Dr. Anand Jillella (from left), Kim Cheely and Dr. Vamsi Kota

The GRU Cancer Center and Dr. Anand Jillella, Associate Cancer Center Director for Clinical Affairs and Chief of the Section of Hematology/Oncology at the university’s Medical College of Georgia, have received a $1.67 million grant over the next five years from The Leukemia & Lymphoma Society to expand the project throughout Georgia and South Carolina.

Along with its project partners—Emory University in Atlanta, the Medical University of South Carolina in Charleston, Northside Hospital in Atlanta and Upstate Oncology Associates in Greenville—the GRU Cancer Center will use the funding in hopes of decreasing early death rates in patients with acute promyelocytic leukemia.
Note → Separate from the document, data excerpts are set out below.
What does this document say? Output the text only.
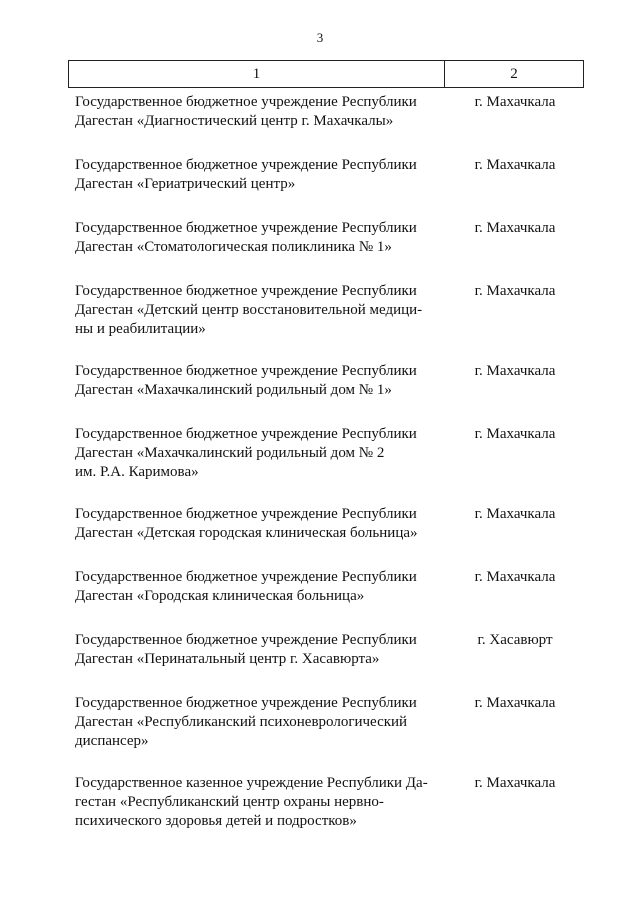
3
1	2
Государственное бюджетное учреждение Республики
Дагестан «Диагностический центр г. Махачкалы»
г. Махачкала
Государственное бюджетное учреждение Республики
Дагестан «Гериатрический центр»
г. Махачкала
Государственное бюджетное учреждение Республики
Дагестан «Стоматологическая поликлиника № 1»
г. Махачкала
Государственное бюджетное учреждение Республики
Дагестан «Детский центр восстановительной медици-
ны и реабилитации»
г. Махачкала
Государственное бюджетное учреждение Республики
Дагестан «Махачкалинский родильный дом № 1»
г. Махачкала
Государственное бюджетное учреждение Республики
Дагестан «Махачкалинский родильный дом № 2
им. Р.А. Каримова»
г. Махачкала
Государственное бюджетное учреждение Республики
Дагестан «Детская городская клиническая больница»
г. Махачкала
Государственное бюджетное учреждение Республики
Дагестан «Городская клиническая больница»
г. Махачкала
Государственное бюджетное учреждение Республики
Дагестан «Перинатальный центр г. Хасавюрта»
г. Хасавюрт
Государственное бюджетное учреждение Республики
Дагестан «Республиканский психоневрологический
диспансер»
г. Махачкала
Государственное казенное учреждение Республики Да-
гестан «Республиканский центр охраны нервно-
психического здоровья детей и подростков»
г. Махачкала
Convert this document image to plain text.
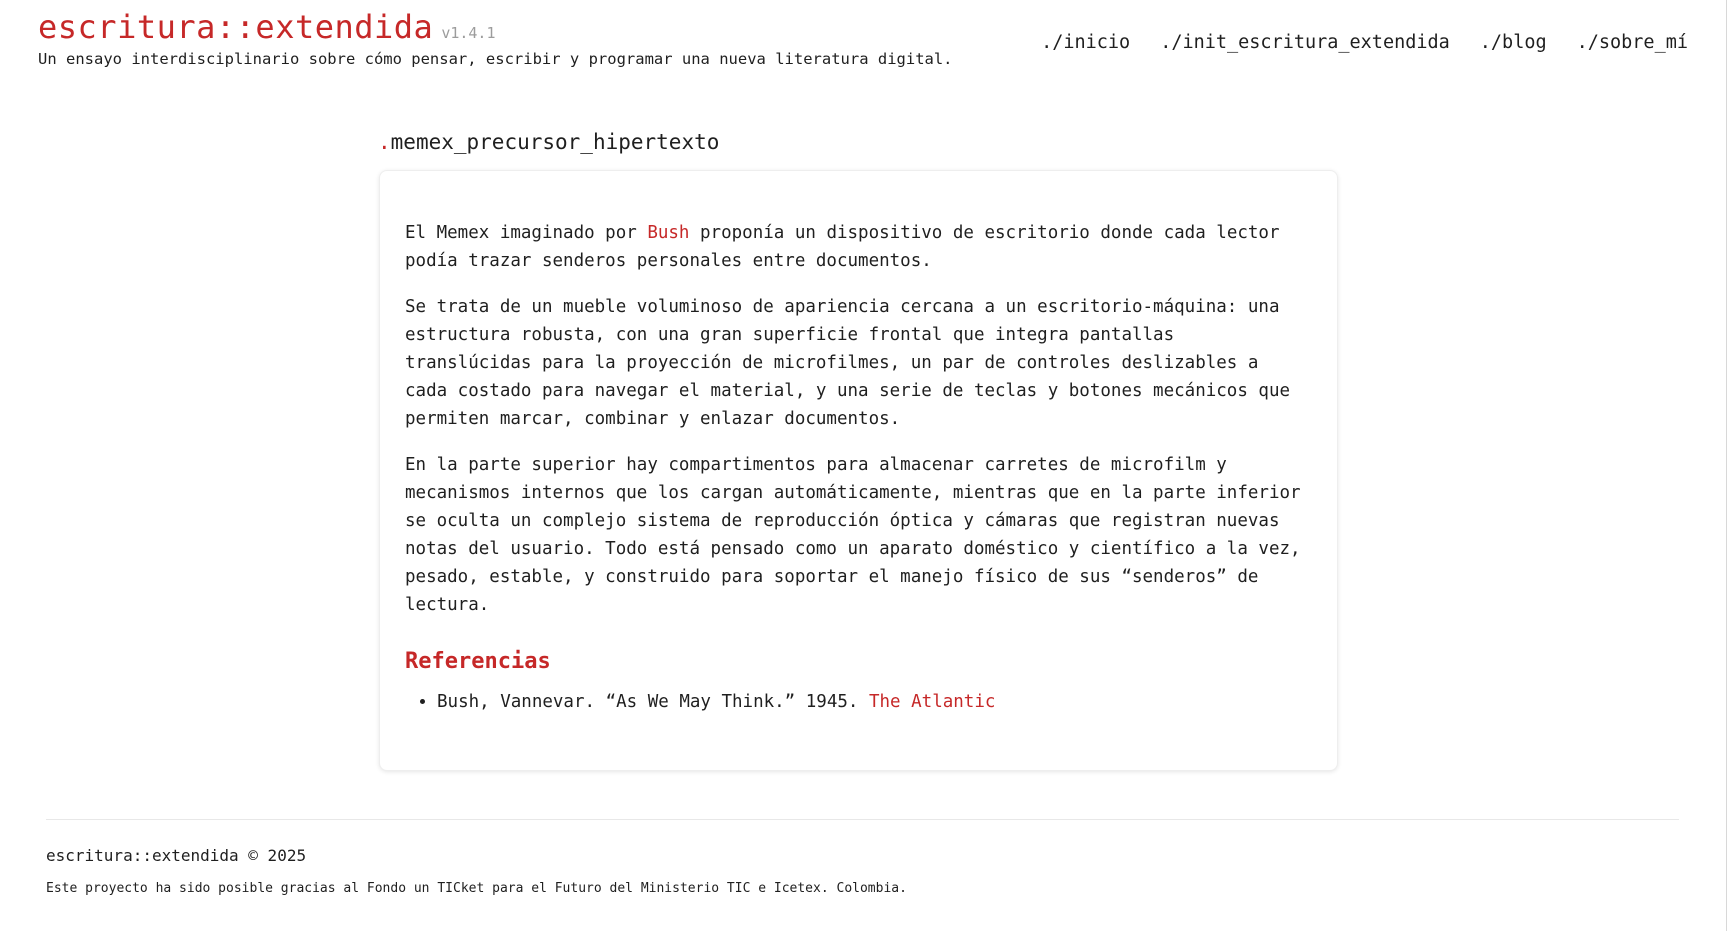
escritura::extendida v1.4.1
Un ensayo interdisciplinario sobre cómo pensar, escribir y programar una nueva literatura digital.
./inicio ./init_escritura_extendida ./blog ./sobre_mí
.memex_precursor_hipertexto

El Memex imaginado por Bush proponía un dispositivo de escritorio donde cada lector podía trazar senderos personales entre documentos.

Se trata de un mueble voluminoso de apariencia cercana a un escritorio-máquina: una estructura robusta, con una gran superficie frontal que integra pantallas translúcidas para la proyección de microfilmes, un par de controles deslizables a cada costado para navegar el material, y una serie de teclas y botones mecánicos que permiten marcar, combinar y enlazar documentos.

En la parte superior hay compartimentos para almacenar carretes de microfilm y mecanismos internos que los cargan automáticamente, mientras que en la parte inferior se oculta un complejo sistema de reproducción óptica y cámaras que registran nuevas notas del usuario. Todo está pensado como un aparato doméstico y científico a la vez, pesado, estable, y construido para soportar el manejo físico de sus “senderos” de lectura.

Referencias
• Bush, Vannevar. “As We May Think.” 1945. The Atlantic
escritura::extendida © 2025
Este proyecto ha sido posible gracias al Fondo un TICket para el Futuro del Ministerio TIC e Icetex. Colombia.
Studies at Stanford University, the Swedish Adult Leukemia Registry and a U.S. Surveillance, Epidemiology and End Results program analysis demonstrate that almost 1 in 3 patients with APL die within a month of diagnosis. Patients with APL develop an abnormally high level of immature white blood cells (promyelocytes) in their bone marrow, resulting in a shortage of healthy red and white blood cells and platelets.
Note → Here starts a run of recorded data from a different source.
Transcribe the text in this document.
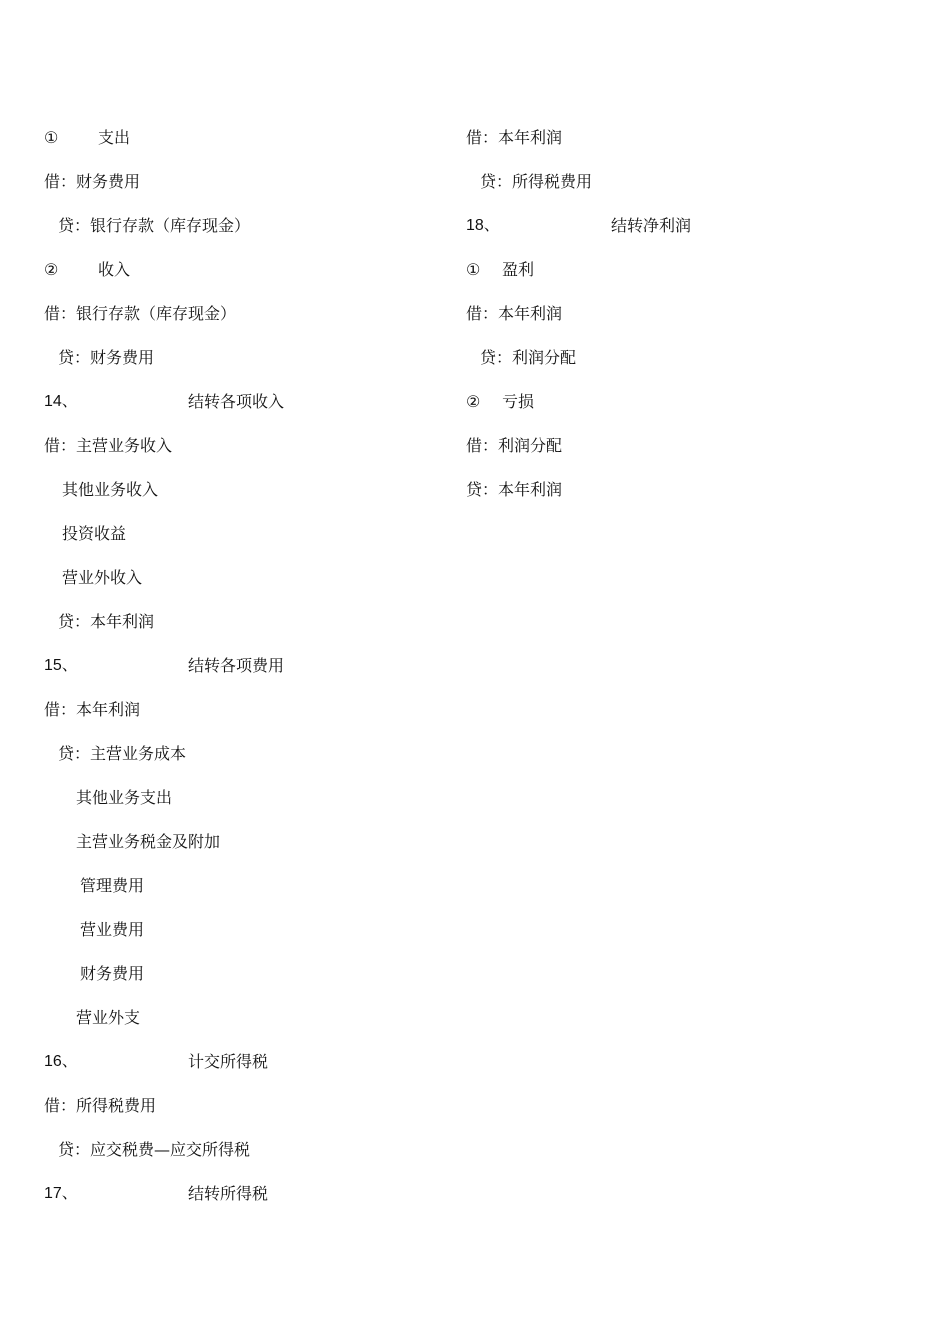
① 支出
借：财务费用
贷：银行存款（库存现金）
② 收入
借：银行存款（库存现金）
贷：财务费用
14、	结转各项收入
借：主营业务收入
其他业务收入
投资收益
营业外收入
贷：本年利润
15、	结转各项费用
借：本年利润
贷：主营业务成本
其他业务支出
主营业务税金及附加
管理费用
营业费用
财务费用
营业外支
16、	计交所得税
借：所得税费用
贷：应交税费—应交所得税
17、	结转所得税
借：本年利润
贷：所得税费用
18、	结转净利润
① 盈利
借：本年利润
贷：利润分配
② 亏损
借：利润分配
贷：本年利润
But Jillella likens this new approach to national initiatives that helped prevent heart attack-related death by reducing door-to-balloon times. In APL, he focused on condensing the existing complex, multiple-page standard of care into a simple, one-and-a-half-page algorithm (easily emailed or faxed to physicians) to help prevent delays in diagnosis and treatment; bleeding; side effects of treatment; and infection—all identified as major causes of early death in APL.
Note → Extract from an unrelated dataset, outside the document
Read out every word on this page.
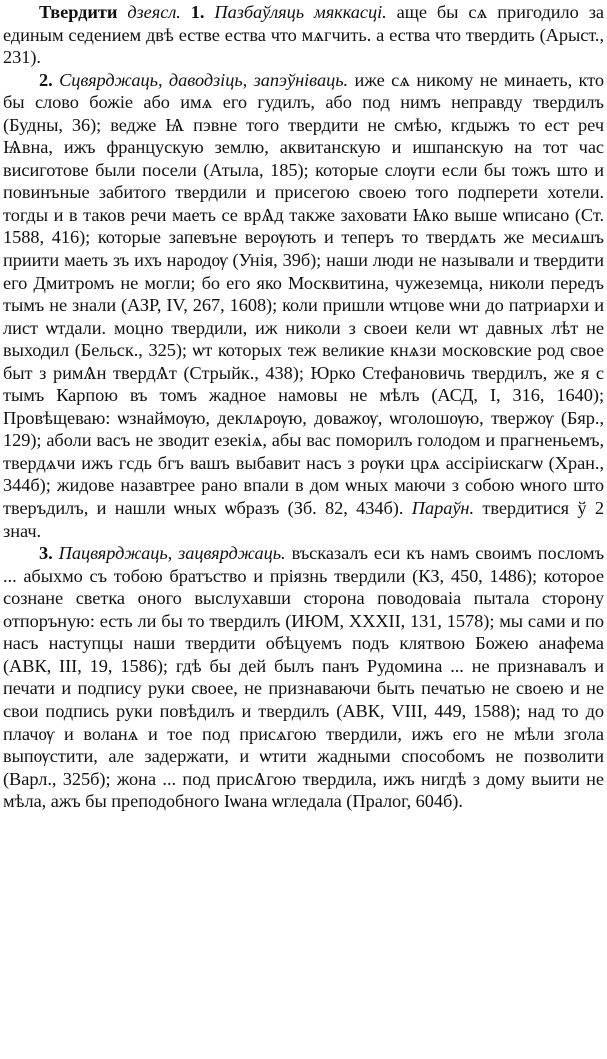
Твердити дзеясл. 1. Пазбаўляць мяккасці. аще бы сѧ пригодило за единым седением двѣ естве ества что мѧгчить. а ества что твердить (Арыст., 231).

2. Сцвярджаць, даводзіць, запэўніваць. иже сѧ никому не минаеть, кто бы слово божiе або имѧ его гудилъ, або под нимъ неправду твердилъ (Будны, 36); ведже Ѩ пэвне того твердити не смѣю, кгдыжъ то ест реч Ѩвна, ижъ францускую землю, аквитанскую и ишпанскую на тот час висиготове были посели (Атыла, 185); которые слѹги если бы тожъ што и повинъные забитого твердили и присегою своею того подперети хотели. тогды и в таков речи маеть се врѦд также заховати Ѩко выше ѡписано (Ст. 1588, 416); которые запевъне верѹють и теперъ то твердѧть же месиѧшъ приити маеть зъ ихъ народѹ (Унія, 39б); наши люди не называли и твердити его Дмитромъ не могли; бо его яко Москвитина, чужеземца, николи передъ тымъ не знали (АЗР, IV, 267, 1608); коли пришли ѡтцове ѡни до патриархи и лист ѡтдали. моцно твердили, иж николи з своеи кели ѡт давных лѣт не выходил (Бельск., 325); ѡт которых теж великие кнѧзи московские род свое быт з римѦн твердѦт (Стрыйк., 438); Юрко Стефановичь твердилъ, же я с тымъ Карпою въ томъ жадное намовы не мѣлъ (АСД, I, 316, 1640); Провѣщеваю: ѡзнаймѹю, деклѧрѹю, доважѹ, ѡголошѹю, твержѹ (Бяр., 129); аболи васъ не зводит езекiѧ, абы вас поморилъ голодом и прагненьемъ, твердѧчи ижъ гсдь бгъ вашъ выбавит насъ з рѹки црѧ ассiрiискагѡ (Хран., 344б); жидове назавтрее рано впали в дом ѡных маючи з собою ѡного што тверъдилъ, и нашли ѡных ѡбразъ (Зб. 82, 434б). Параўн. твердитися ў 2 знач.

3. Пацвярджаць, зацвярджаць. въсказалъ еси къ намъ своимъ посломъ ... абыхмо съ тобою братъство и прiязнь твердили (КЗ, 450, 1486); которое сознане светка оного выслухавши сторона поводоваіа пытала сторону отпоръную: есть ли бы то твердилъ (ИЮМ, XXXII, 131, 1578); мы сами и по насъ наступцы наши твердити обѣцуемъ подъ клятвою Божею анафема (АВК, III, 19, 1586); гдѣ бы дей былъ панъ Рудомина ... не признавалъ и печати и подпису руки своее, не признаваючи быть печатью не своею и не свои подпись руки повѣдилъ и твердилъ (АВК, VIII, 449, 1588); над то до плачѹ и воланѧ и тое под присѧгою твердили, ижъ его не мѣли згола выпѹстити, але задержати, и ѡтити жадными способомъ не позволити (Варл., 325б); жона ... под присѦгою твердила, ижъ нигдѣ з дому выити не мѣла, ажъ бы преподобного Iѡана ѡгледала (Пралог, 604б).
“Similar to heart attack patients in the first minutes after diagnosis, those with APL who can be treated quickly, aggressively and proactively within the first month after diagnosis have better outcomes,” he said. In fact, none of 12 APL patients in a GRU pilot study died after use of the new protocol.

Led by leukemia experts at the partner centers, the grant will focus on:

· Educating hematologists/oncologists throughout Georgia and South Carolina to better recognize APL, leading to rapid diagnosis and, if needed, transfer to an experienced treatment center;

· Simplifying the treatment algorithm at these hospitals;

· Providing 24/7 experts to guide hematologists at outlying hospitals from diagnosis through the 30-day initial management period.

Investigators particularly hope to target smaller centers to improve care in outlying areas. “Because this is such a relatively uncommon cancer, one simple misstep in the early stages of treatment could lead to increased morbidity or mortality,” said Dr. Vamsi Kota, medical oncologist at the GRU Cancer Center and a study co-investigator. “What we’re hoping to achieve is a system-wide approach, where physicians everywhere will follow the exact same steps every time.”

While the high early death rate of APL is widely known, this project is the first large-scale population-wide study in the country testing an intervention to decrease APL’s death rate. “If it is successful, this project will have global implications,” said Jillella.

“This is actually a very treatable cancer,” added Kim Cheely, Oncology Nurse Manager at the GRU Cancer Center. “But the biggest obstacle has been the complications that patients can get early on. We’ve really developed the very best recipe for managing patients’ disease.”

An aggressive education program for oncologists in the catchment area began in January, with patient enrollment slated to begin in July. Project results will be reported and published in 2017.

“As a cancer center that conducts research, our role is to enhance cancer care for citizens here in Georgia and South Carolina, and, ultimately, around the world—through projects that advance the standard of care for cancer,” said Dr. Samir N. Khleif, Director of the GRU Cancer Center. “This study exemplifies the accomplished work performed by our physician-scientists every day.”